Nearly a month before the June 5 conference, in an effort to avoid this dispute, Plaintiff supplied Defendant with the step-by-step guide published by Logikcull, “A Quick Guide to Discovery and Investigations in Slack.” (See Ex. 1 to Ex. 1 (Rauen Aff.), and Ex. 3, May 14, 2018 email from E. Fried) (attaching Ex. 1 to the Rauen Aff).) Notwithstanding Plaintiff’s provision of this guide -- which guide clearly demonstrates the ease with which Slack communications can be exported from Slack, and reviewed and produced using Logikcull -- Defendant took the inconsistent position at the June 5 conference that it was simultaneously unfamiliar with what was required to produce Slack communications, and that the production of Slack communications would impose an undue burden on Defendant.

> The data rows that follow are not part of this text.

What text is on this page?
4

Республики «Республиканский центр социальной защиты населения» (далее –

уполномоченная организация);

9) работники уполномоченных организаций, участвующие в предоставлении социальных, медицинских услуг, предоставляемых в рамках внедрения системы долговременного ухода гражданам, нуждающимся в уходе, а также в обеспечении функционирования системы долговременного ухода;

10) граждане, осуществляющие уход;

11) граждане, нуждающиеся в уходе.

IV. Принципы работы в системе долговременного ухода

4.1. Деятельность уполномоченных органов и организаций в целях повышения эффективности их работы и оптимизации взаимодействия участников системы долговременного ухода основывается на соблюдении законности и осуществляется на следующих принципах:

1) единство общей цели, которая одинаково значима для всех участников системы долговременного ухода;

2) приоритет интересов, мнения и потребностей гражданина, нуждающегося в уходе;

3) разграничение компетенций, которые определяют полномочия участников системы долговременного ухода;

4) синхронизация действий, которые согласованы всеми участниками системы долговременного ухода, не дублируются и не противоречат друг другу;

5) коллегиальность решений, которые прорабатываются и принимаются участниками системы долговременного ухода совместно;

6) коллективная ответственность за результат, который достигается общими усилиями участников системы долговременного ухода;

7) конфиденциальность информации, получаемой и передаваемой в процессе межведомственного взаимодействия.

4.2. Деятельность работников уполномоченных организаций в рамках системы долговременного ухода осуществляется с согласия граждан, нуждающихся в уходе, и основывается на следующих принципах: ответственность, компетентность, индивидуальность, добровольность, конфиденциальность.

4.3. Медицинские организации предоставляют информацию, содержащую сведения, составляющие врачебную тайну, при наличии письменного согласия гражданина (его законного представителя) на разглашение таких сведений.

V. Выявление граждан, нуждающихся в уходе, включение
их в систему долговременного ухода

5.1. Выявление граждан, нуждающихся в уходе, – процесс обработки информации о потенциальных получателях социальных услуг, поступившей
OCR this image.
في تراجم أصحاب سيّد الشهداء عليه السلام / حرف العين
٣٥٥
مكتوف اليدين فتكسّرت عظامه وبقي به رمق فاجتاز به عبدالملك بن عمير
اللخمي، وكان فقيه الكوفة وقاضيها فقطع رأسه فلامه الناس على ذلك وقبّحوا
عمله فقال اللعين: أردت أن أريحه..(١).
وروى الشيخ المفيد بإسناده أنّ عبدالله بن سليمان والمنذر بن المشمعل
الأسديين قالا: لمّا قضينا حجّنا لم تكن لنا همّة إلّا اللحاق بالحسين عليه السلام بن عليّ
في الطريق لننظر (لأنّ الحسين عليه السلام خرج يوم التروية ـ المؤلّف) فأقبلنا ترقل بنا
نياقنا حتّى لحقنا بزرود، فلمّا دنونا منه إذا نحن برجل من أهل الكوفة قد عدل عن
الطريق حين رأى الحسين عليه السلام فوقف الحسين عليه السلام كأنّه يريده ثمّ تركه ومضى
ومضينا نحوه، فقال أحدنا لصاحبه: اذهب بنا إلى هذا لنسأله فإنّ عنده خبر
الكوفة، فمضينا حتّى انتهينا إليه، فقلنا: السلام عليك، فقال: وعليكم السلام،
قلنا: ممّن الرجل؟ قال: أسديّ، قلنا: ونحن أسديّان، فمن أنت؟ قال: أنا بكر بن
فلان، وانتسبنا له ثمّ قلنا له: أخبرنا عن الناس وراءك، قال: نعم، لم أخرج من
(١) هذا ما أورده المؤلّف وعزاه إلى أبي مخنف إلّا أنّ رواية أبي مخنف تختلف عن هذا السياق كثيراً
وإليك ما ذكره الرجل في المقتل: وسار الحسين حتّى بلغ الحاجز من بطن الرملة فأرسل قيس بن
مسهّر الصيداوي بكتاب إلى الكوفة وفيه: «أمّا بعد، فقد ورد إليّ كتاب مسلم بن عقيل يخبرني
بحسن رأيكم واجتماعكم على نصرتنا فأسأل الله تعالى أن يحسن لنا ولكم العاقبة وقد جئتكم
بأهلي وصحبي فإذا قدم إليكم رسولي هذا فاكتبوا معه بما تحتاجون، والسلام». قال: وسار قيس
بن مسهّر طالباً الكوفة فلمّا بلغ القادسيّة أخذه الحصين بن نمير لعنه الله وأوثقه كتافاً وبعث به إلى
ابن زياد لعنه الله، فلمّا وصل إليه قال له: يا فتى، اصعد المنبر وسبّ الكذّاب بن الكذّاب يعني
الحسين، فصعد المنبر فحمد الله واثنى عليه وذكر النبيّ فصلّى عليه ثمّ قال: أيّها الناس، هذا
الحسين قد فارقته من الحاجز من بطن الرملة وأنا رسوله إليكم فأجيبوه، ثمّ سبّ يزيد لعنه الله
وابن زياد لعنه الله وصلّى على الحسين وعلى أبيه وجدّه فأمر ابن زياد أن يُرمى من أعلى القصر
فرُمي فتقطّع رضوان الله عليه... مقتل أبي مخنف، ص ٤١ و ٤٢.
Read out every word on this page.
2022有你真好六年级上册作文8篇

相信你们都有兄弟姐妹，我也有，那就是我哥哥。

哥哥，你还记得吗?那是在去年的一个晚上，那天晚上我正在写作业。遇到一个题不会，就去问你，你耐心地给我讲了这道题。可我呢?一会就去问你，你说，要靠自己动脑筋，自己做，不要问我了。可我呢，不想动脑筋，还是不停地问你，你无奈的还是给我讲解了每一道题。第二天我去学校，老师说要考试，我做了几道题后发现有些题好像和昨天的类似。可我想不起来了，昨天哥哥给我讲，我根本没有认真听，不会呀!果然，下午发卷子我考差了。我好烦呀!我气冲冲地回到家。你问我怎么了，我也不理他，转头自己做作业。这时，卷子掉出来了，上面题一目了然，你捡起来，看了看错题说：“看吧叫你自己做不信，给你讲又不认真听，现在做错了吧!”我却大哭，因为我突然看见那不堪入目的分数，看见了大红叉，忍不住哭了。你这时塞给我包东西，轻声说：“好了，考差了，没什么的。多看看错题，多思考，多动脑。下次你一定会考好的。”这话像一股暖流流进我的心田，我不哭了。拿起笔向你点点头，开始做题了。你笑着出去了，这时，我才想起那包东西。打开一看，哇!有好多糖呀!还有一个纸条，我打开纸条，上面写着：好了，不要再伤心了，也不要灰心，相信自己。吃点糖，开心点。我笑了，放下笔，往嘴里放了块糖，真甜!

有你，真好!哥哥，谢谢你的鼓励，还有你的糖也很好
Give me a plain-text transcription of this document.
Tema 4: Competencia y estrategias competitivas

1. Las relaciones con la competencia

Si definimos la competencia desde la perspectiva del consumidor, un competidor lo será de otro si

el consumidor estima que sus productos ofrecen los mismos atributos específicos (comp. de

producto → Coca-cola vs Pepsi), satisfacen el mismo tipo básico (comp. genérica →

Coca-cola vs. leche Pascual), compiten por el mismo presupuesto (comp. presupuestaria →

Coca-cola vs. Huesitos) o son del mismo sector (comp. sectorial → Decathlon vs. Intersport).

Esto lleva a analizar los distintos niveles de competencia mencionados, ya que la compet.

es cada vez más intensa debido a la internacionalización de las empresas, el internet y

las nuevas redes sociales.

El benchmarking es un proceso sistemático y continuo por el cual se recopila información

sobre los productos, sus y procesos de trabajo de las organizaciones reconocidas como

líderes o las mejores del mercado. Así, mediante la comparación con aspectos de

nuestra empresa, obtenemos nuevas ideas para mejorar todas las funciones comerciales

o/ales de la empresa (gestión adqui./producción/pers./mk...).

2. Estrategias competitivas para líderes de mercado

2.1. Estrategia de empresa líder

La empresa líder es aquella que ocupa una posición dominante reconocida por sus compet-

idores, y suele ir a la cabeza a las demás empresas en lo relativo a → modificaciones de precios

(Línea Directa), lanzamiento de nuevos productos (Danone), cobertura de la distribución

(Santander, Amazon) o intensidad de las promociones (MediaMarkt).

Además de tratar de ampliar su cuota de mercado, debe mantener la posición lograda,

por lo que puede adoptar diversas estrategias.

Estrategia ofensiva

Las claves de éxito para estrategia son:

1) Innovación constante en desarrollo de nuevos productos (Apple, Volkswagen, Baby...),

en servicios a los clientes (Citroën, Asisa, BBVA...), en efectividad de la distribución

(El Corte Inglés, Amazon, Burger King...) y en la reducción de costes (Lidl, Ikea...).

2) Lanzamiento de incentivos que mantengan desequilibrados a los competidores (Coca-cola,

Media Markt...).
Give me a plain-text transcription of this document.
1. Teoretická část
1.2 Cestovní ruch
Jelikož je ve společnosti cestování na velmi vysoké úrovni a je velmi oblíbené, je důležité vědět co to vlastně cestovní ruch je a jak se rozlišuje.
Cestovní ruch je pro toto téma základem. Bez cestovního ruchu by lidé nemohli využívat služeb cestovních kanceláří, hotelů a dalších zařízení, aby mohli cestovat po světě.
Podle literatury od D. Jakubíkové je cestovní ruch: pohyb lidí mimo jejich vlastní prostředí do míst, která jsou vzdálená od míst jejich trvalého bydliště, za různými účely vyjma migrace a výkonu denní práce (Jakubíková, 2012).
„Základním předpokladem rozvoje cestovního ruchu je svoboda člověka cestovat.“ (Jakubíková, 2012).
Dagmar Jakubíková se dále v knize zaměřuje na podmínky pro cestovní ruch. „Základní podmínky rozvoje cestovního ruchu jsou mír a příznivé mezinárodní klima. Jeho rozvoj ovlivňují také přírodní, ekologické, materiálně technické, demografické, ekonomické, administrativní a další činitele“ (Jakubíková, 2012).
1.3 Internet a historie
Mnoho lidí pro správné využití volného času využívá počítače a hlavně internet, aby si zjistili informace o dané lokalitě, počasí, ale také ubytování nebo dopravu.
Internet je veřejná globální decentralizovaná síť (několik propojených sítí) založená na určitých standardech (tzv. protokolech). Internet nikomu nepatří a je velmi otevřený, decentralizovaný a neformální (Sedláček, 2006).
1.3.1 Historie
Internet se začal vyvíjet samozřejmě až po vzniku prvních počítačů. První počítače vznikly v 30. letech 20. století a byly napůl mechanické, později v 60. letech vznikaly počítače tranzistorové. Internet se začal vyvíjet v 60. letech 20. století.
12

Defendant’s inconsistent position should be recognized as a transparent attempt to avoid discovery obligations, in light of the facts.
In the final analysis, to paraphrase Mr. Goldberg during the June 5 conference, Defendant cannot reasonably move its communications to the Slack platform in the regular course of its business, and then claim that it is immune from disclosing those communications because it is unduly burdensome to produce them. That is particularly so when -- as attested to by Mr. Rauen -- review and production of Slack communications is “relatively straightforward and not meaningfully, if at all, different than searching, reviewing, and producing other forms of documents, such as emails…” (Ex. 1, Rauen Aff. ¶ 4.) Defendant should be directed to review and produce its Slack communications forthwith, and to disclose the criteria by which it is reviewing and producing such data.